Seither bin ich auf einer spirituellen Reise

Bei einer Ölfirma hat er Arbeit gefunden. Viele sind weggegangen und so wie er nicht mehr zurückgekommen. „Jetzt hat es mich wieder hierher gezogen und ab nächster Woche bekomme ich hier als „Constructer“ eine Arbeit, mein „altes Business“.  Wir reden im Bus zurück über Gott und die Welt, warum das Gott so zugelassen hat, wie er sich seine Zukunft vorstellt. Er hat keine Kinder. In der Stadt sehe ich, dass er viele kennt. Einstweilen ist er noch provisorisch untergebracht. Es hat ihn ein Stück weit von hier vertrieben und andererseits fühlt er sich hierher gezogen.  Er ist müde und ich habe den Eindruck, dass er am liebsten nach der Begegnung mit dieser Gegend schlafen möchte.  Wir trennen uns und wissen, „dass wir uns zufällig wieder begegnen werden.“ Ich gehe vorbei an der an der City Hall und dem Zeltlager der „Occupys“ in die nächste Kirche und sitze da – stumm und nach innen gekehrt.  Mein Wunsch, den ich immer und überall anfüge, hat heute eine besondere Bedeutung bekommen: Gott geht alle Wege mit.

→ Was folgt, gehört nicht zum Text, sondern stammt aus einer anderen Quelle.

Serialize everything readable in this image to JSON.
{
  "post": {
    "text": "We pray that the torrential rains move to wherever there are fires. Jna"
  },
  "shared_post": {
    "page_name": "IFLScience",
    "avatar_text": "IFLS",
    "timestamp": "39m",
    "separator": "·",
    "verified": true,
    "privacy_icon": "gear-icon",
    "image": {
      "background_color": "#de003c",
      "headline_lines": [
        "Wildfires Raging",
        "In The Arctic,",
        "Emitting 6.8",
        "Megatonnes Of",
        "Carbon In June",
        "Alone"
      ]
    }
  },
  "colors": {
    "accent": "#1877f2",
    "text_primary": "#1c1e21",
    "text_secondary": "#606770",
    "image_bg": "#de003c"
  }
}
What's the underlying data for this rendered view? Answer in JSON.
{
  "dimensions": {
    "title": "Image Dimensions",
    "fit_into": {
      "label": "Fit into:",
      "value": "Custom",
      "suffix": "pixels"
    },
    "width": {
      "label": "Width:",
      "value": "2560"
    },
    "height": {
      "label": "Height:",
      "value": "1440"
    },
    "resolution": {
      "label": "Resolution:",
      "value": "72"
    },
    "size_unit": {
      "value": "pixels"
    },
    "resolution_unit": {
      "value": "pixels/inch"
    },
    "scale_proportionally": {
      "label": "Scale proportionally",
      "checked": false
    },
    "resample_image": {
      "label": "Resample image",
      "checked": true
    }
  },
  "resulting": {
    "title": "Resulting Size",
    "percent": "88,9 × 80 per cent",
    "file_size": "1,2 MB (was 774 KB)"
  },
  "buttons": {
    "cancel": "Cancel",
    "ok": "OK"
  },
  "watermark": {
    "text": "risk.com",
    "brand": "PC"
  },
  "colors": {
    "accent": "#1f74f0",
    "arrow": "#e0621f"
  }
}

Über einen kurzen Umweg „nach Hause“

Bevor ich nach Hause gehe, biege ich noch in den French-Quarter ein, höre einer Jazz-Gruppe zu, wundere mich über die viele Dirnen schon tagsüber, bewundere die Kunstläden und steige dann in den Bus 11. In der Unterkunft reden wir noch über den „common space“ (Luftraum) und vereinbaren: Der Air-Conditioner bläst – aber kühlt nicht. Ist doch was, oder?